Gli scatti di anzianità verso la conferma

da La Tecnica della Scuola

Gli scatti di anzianità verso la conferma

Segnali di apertura anche dal ministro Giannini: è stato il punto più dibattuto durante la consultazione sulla Buona Scuola e a questo punto è sicuramente da discutere e negoziabile. I sindacati: lo avevamo detto, non si possono cancellare.

Sembra che la consultazione sulla “Buona Scuola” abbia fatto davvero ravvedere il Governosulla volontà di eliminare gli scatti di anzianità del personale scolastico. Una mezza conferma  su questa nuova linea è giunta dalle parole del ministro dell’Istruzione, Stefania Giannini, a conclusione di un’audizione tenuta il 18 dicembre su un affare assegnato alla Commissione Istruzione al Senato sul tema della scuola.

“L’idea di un azzeramento totale degli scatti di anzianità, da cui si parte volutamente nella Buona scuola per dare un messaggio forte in questa direzione, è un punto sicuramente da discutere e negoziabile”, ha detto Giannini. Che poi ha aggiunto: c’è anche “la ricaduta della valutazione delle carriere sui meccanismi stipendiali”, che “resterà in dibattito. Ma era già scritto nella nostra programmazione anche di negoziazione politica. E’ stato anche il punto più dibattuto nell’esito della consultazione” di due mesi sulla Buona scuola, ha sottolineato sempre il ministro.

Che in Commissione, ha aggiunto, “ho ribadito che è importante per me che il criterio del merito sia e rimanga dominante e concretamente trasferibile e quantificabile nell’avanzamento in carriera e negli aumenti stipendiali”. Ma “l’idea di un azzeramento totale degli scatti di anzianità è un punto sicuramente da discutere”.

L’uscita di Giannini sembra essere gradita dai sindacati: secondo Francesco Scrima, segretario generale Cisl Scuola, “giungono ormai ogni giorno segnali di apertura alla discussione su un tema, quello delle progressioni economiche del personale scolastico, su cui il governo ha raccolto fino ad oggi più critiche che consensi.

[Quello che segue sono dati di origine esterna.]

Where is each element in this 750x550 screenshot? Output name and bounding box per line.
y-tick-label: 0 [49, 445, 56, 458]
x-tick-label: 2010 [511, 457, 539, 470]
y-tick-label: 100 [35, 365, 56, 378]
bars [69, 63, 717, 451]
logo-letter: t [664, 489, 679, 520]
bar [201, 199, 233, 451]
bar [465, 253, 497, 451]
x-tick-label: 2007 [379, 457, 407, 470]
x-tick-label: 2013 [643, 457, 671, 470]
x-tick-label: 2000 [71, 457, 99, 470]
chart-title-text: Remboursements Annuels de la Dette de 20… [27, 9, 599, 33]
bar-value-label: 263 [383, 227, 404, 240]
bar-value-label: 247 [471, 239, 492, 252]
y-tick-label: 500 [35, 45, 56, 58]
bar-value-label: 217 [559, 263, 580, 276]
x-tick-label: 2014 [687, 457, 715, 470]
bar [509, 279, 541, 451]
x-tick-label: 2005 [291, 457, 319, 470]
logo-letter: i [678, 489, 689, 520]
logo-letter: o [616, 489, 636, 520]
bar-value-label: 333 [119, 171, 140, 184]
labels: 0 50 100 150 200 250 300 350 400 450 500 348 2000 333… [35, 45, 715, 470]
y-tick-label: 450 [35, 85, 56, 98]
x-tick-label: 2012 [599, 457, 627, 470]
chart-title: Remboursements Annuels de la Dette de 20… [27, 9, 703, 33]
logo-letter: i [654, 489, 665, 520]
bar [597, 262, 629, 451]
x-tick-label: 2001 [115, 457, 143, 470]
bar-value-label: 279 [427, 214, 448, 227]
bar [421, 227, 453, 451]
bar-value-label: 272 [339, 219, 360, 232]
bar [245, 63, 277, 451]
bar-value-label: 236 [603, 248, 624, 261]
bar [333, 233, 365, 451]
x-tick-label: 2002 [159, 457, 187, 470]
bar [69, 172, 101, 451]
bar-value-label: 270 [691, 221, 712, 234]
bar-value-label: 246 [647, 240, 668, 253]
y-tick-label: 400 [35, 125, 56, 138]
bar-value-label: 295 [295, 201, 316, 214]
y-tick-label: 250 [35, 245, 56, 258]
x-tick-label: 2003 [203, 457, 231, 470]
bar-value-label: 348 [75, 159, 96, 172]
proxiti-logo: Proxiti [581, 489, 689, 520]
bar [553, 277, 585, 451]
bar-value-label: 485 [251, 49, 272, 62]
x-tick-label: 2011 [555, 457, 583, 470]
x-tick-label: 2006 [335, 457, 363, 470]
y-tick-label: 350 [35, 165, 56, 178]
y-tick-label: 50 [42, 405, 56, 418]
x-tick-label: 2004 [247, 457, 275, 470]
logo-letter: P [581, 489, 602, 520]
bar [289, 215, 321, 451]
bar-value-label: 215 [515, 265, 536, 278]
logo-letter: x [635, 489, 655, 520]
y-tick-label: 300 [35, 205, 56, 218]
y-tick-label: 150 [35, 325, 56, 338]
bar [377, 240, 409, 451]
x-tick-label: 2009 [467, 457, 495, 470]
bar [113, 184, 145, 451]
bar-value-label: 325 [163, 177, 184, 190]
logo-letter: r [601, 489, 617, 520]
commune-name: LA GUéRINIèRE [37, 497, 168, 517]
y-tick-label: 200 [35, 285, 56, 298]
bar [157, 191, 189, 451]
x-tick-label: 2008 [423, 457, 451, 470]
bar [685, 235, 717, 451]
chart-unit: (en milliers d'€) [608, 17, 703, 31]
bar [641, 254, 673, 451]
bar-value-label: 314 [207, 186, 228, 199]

Noi avevamo da subito evidenziato i limiti di una proposta complessivamente penalizzante sul piano economico e soprattutto destinata ad accentuare gli elementi di impropria competitività all’interno di sistema, quello scolastico, in cui si dovrebbe favorire quanto più possibile l’attitudine alla cooperazione su obiettivi condivisi di efficacia e qualità. Opinione, quest’ultima, autorevolmente confermata – è la Giannini a dircelo – dalla Commissione Istruzione del Senato”.

Deciso anche l’intervento di Marcello Pacifico, presidente Anief e segretario organizzativo Confedir, secondo cui “gli stipendi del personale della scuola si sono così sgonfiati da attestarsi oggi tra i 4 e 5 punti sotto l’inflazione: annullare gli scatti di anzianità significherebbe farli sprofondare ulteriormente”.

“Da parte nostra – continua Pacifico – non ci sono margini di trattativa. Non va infatti dimenticato che i vari Governi che si sono succeduti negli ultimi anni, prima quello del premier Mario Monti, poi di Enrico Letta e ora di Matteo Renzi, hanno tutti disposto delle norme ‘capestro’ per mantenere gli stipendi ai valori del 2009 prorogando il congelamento dell’indennità di vacanza contrattuale: tanto è vero che i nostri dipendenti della scuola, in linea con gli altri comparti pubblici, non potranno usufruirne sino al 2018. Si tratta, tra l’altro, di un danno economico tutt’altro che irrisorio: per la sola mancata assegnazione delle vacanza contrattuale, tra tre anni, lo Stato sarà debitore nei confronti degli insegnanti di quasi 9mila euro, derivanti dalla non assegnazione di 53 euro in media al mese”.

Per dare sostanza a quanto detto, il sindacato ricorda la retribuzione lorda di un insegnante della scuola secondaria di primo grado neo-assunto in Italia è di 24.141 euro (meno di 1.300 euro nette al mese), a fronte a media europea è di 26.852 euro. A fine carriera, già con gli attuali scatti stipendiali il gap diventa maggiore: 45.280 euro nella media dell’UE contro 36.157 in Italia, il 25 per cento in meno che arriva al 30 per cento nella secondaria di secondo grado. Con ritardi rispetto ad alcuni Paesi, come la Germania, che sfiorano il 50%. Figuriamoci dove potrà arrivare il divario se si cancellano pure gli aumenti automatici.